Pu J, Leader JK, Zheng B, Knollmann F, Fuhrman C, Sciurba FC, Gur D. A Computational geometry approach to automated pulmonary fissure segmentation in CT examinations.
IEEE TRANSACTIONS ON MEDICAL IMAGING 2009;
28:710-9. [PMID:
19272987 PMCID:
PMC2839918 DOI:
10.1109/tmi.2008.2010441]
[Citation(s) in RCA: 38] [Impact Index Per Article: 2.5] [Reference Citation Analysis] [Abstract] [Key Words] [MESH Headings] [Grants] [Track Full Text] [Subscribe] [Scholar Register] [Indexed: 05/15/2023]
Abstract
Identification of pulmonary fissures, which form the boundaries between the lobes in the lungs, may be useful during clinical interpretation of computed tomography (CT) examinations to assess the early presence and characterization of manifestation of several lung diseases.
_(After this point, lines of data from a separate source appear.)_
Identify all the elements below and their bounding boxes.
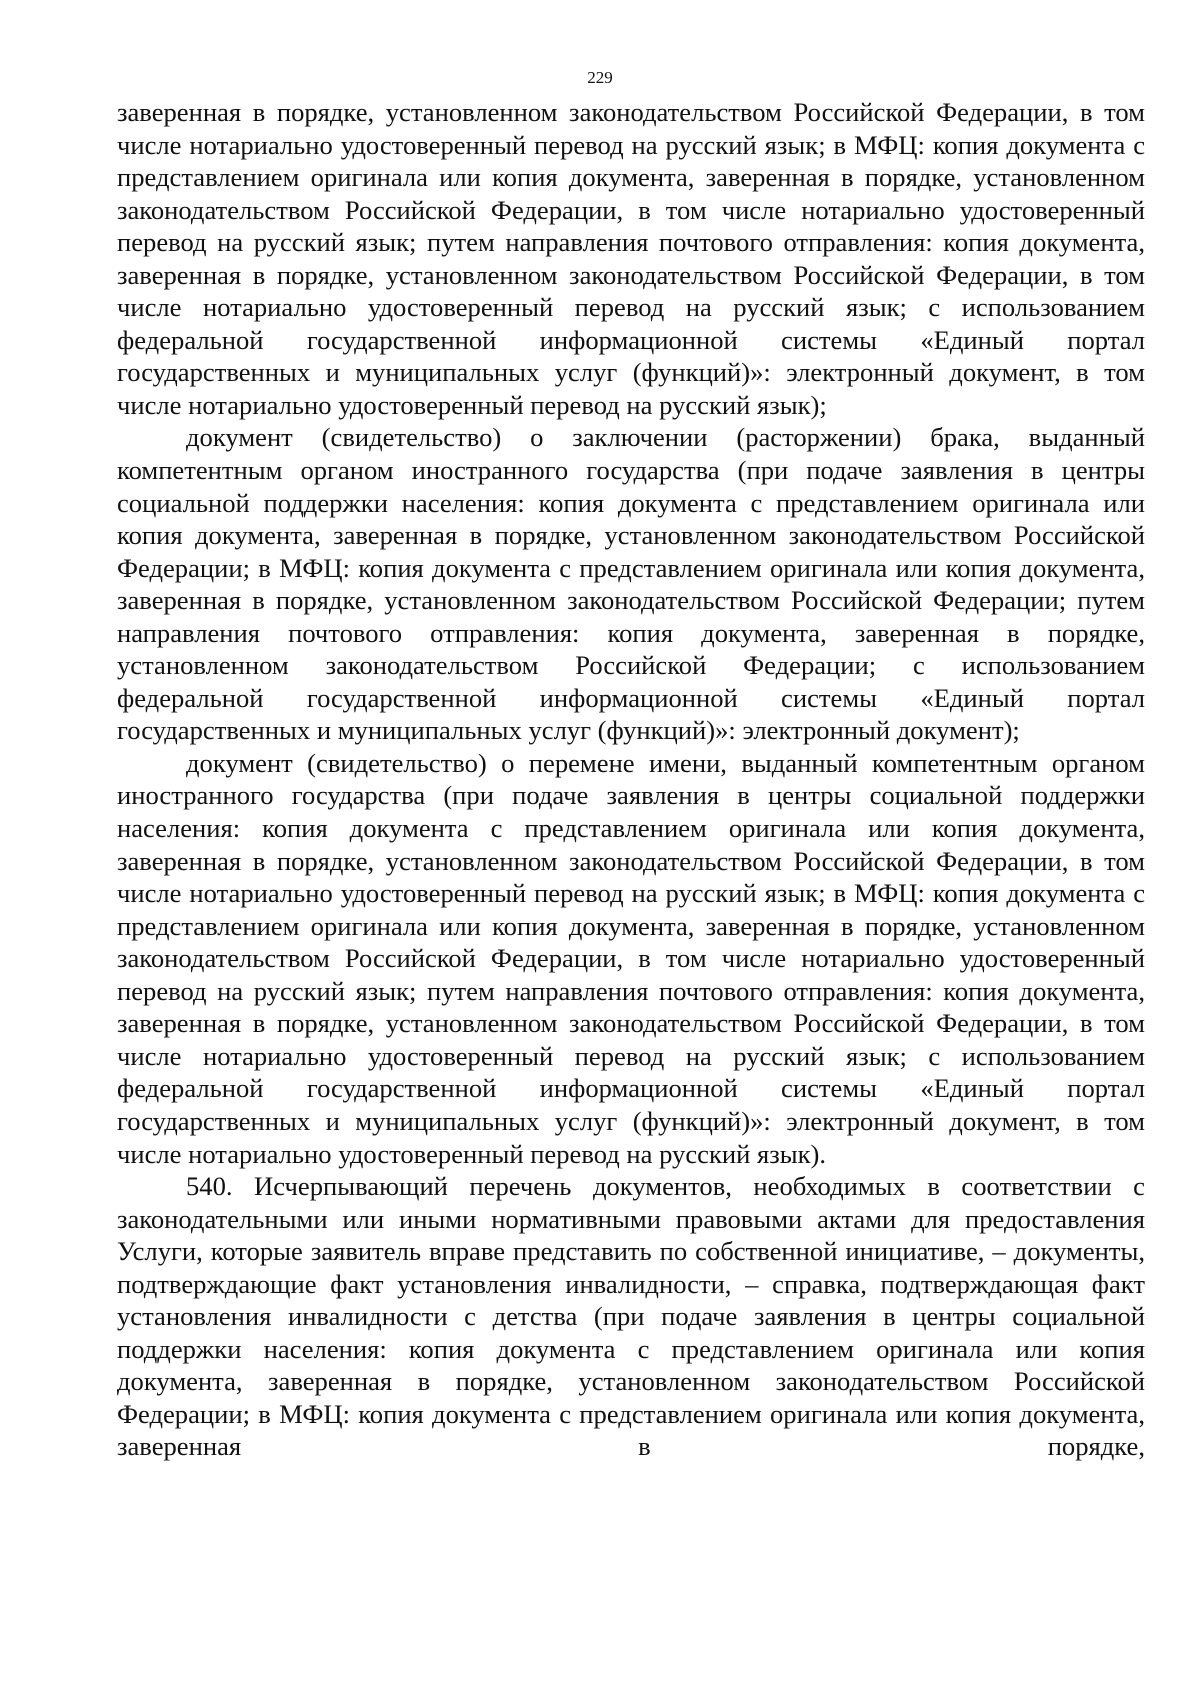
paragraph-continued: заверенная в порядке, установленном законодательством Российской Федерации, в том числе нотариально удостоверенный перевод на русский язык; в МФЦ: копия документа с представлением оригинала или копия документа, заверенная в порядке, установленном законодательством Российской Федерации, в том числе нотариально удостоверенный перевод на русский язык; путем направления почтового отправления: копия документа, заверенная в порядке, установленном законодательством Российской Федерации, в том числе нотариально удостоверенный перевод на русский язык; с использованием федеральной государственной информационной системы «Единый портал государственных и муниципальных услуг (функций)»: электронный документ, в том числе нотариально удостоверенный перевод на русский язык); (117, 97, 1145, 420)
paragraph-marriage-certificate: документ (свидетельство) о заключении (расторжении) брака, выданный компетентным органом иностранного государства (при подаче заявления в центры социальной поддержки населения: копия документа с представлением оригинала или копия документа, заверенная в порядке, установленном законодательством Российской Федерации; в МФЦ: копия документа с представлением оригинала или копия документа, заверенная в порядке, установленном законодательством Российской Федерации; путем направления почтового отправления: копия документа, заверенная в порядке, установленном законодательством Российской Федерации; с использованием федеральной государственной информационной системы «Единый портал государственных и муниципальных услуг (функций)»: электронный документ); (117, 422, 1145, 746)
paragraph-name-change-certificate: документ (свидетельство) о перемене имени, выданный компетентным органом иностранного государства (при подаче заявления в центры социальной поддержки населения: копия документа с представлением оригинала или копия документа, заверенная в порядке, установленном законодательством Российской Федерации, в том числе нотариально удостоверенный перевод на русский язык; в МФЦ: копия документа с представлением оригинала или копия документа, заверенная в порядке, установленном законодательством Российской Федерации, в том числе нотариально удостоверенный перевод на русский язык; путем направления почтового отправления: копия документа, заверенная в порядке, установленном законодательством Российской Федерации, в том числе нотариально удостоверенный перевод на русский язык; с использованием федеральной государственной информационной системы «Единый портал государственных и муниципальных услуг (функций)»: электронный документ, в том числе нотариально удостоверенный перевод на русский язык). (117, 747, 1145, 1169)
document-body (117, 96, 1145, 1463)
paragraph-540: 540. Исчерпывающий перечень документов, необходимых в соответствии с законодательными или иными нормативными правовыми актами для предоставления Услуги, которые заявитель вправе представить по собственной инициативе, – документы, подтверждающие факт установления инвалидности, – справка, подтверждающая факт установления инвалидности с детства (при подаче заявления в центры социальной поддержки населения: копия документа с представлением оригинала или копия документа, заверенная в порядке, установленном законодательством Российской Федерации; в МФЦ: копия документа с представлением оригинала или копия документа, заверенная в порядке, (117, 1171, 1145, 1462)
page-number: 229 (587, 68, 613, 87)
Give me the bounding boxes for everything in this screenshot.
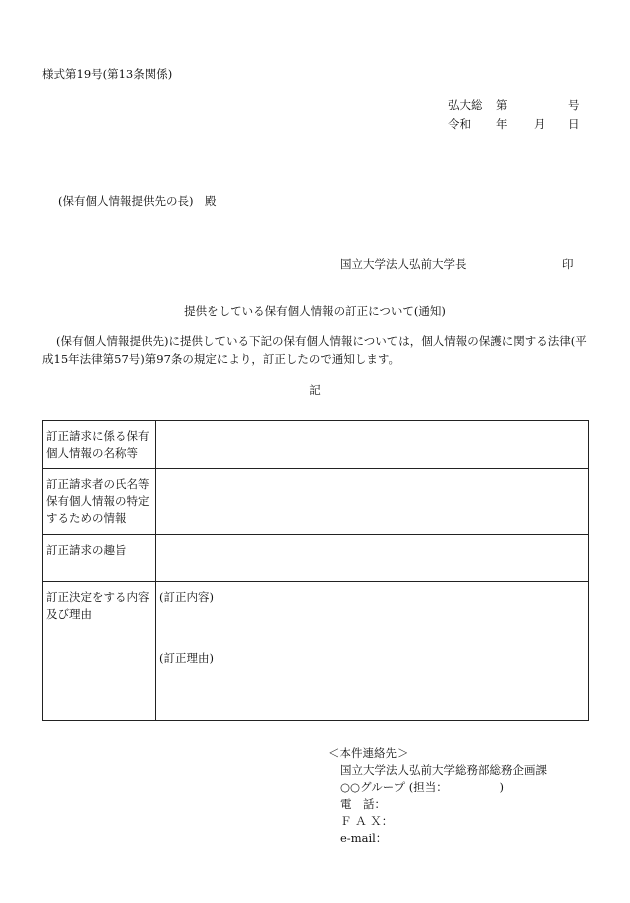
seal-mark: 印 (562, 257, 574, 271)
contact-department: 国立大学法人弘前大学総務部総務企画課 (340, 763, 547, 777)
contact-block (328, 745, 547, 847)
sender-name: 国立大学法人弘前大学長 (340, 257, 467, 271)
row-value (156, 421, 589, 469)
form-number: 様式第19号(第13条関係) (42, 67, 173, 81)
row-label: 訂正請求の趣旨 (43, 535, 156, 582)
number-label: 第 (496, 98, 508, 112)
date-era: 令和 (448, 117, 471, 131)
row-value (156, 469, 589, 535)
table-row (43, 582, 589, 721)
row-value (156, 535, 589, 582)
table-row (43, 469, 589, 535)
correction-content-label: (訂正内容) (159, 590, 214, 604)
table-row (43, 421, 589, 469)
number-suffix: 号 (568, 98, 580, 112)
contact-heading: ＜本件連絡先＞ (328, 746, 409, 760)
date-day: 日 (568, 117, 580, 131)
contact-fax: Ｆ Ａ Ｘ： (340, 814, 394, 828)
correction-table (42, 420, 589, 721)
contact-group: ○○グループ (担当： ) (340, 780, 505, 794)
date-month: 月 (534, 117, 546, 131)
row-label: 訂正請求者の氏名等保有個人情報の特定するための情報 (43, 469, 156, 535)
ki-heading: 記 (309, 383, 321, 397)
row-label: 訂正請求に係る保有個人情報の名称等 (43, 421, 156, 469)
contact-phone: 電 話： (340, 797, 386, 811)
row-value (156, 582, 589, 721)
addressee: (保有個人情報提供先の長) 殿 (58, 194, 217, 208)
contact-email: e-mail： (340, 831, 388, 845)
document-title: 提供をしている保有個人情報の訂正について(通知) (184, 304, 446, 318)
body-text: (保有個人情報提供先)に提供している下記の保有個人情報については，個人情報の保護に関する法律(平成15年法律第57号)第97条の規定により，訂正したので通知します。 (42, 334, 587, 366)
correction-reason-label: (訂正理由) (159, 651, 214, 665)
reference-prefix: 弘大総 (448, 98, 483, 112)
row-label: 訂正決定をする内容及び理由 (43, 582, 156, 721)
table-row (43, 535, 589, 582)
date-year: 年 (496, 117, 508, 131)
Motivated by the unique nature of the surface shape of pulmonary fissures in 3-D space, we developed a new automated scheme using computational geometry methods to detect and segment fissures depicted on CT images. After a geometric modeling of the lung volume using the marching cubes algorithm, Laplacian smoothing is applied iteratively to enhance pulmonary fissures by depressing nonfissure structures while smoothing the surfaces of lung fissures. Next, an extended Gaussian image based procedure is used to locate the fissures in a statistical manner that approximates the fissures using a set of plane "patches." This approach has several advantages such as independence of anatomic knowledge of the lung structure except the surface shape of fissures, limited sensitivity to other lung structures, and ease of implementation. The scheme performance was evaluated by two experienced thoracic radiologists using a set of 100 images (slices) randomly selected from 10 screening CT examinations. In this preliminary evaluation 98.7% and 94.9% of scheme segmented fissure voxels are within 2 mm of the fissures marked independently by two radiologists in the testing image dataset. Using the scheme detected fissures as reference, 89.4% and 90.1% of manually marked fissure points have distance </= 2 mm to the reference suggesting a possible under-segmentation of the scheme. The case-based root mean square (rms) distances ("errors") between our scheme and the radiologist ranged from 1.48 +/-0.92 to 2.04 +/-3.88 mm. The discrepancy of fissure detection results between the automated scheme and either radiologist is smaller in this dataset than the interreader variability.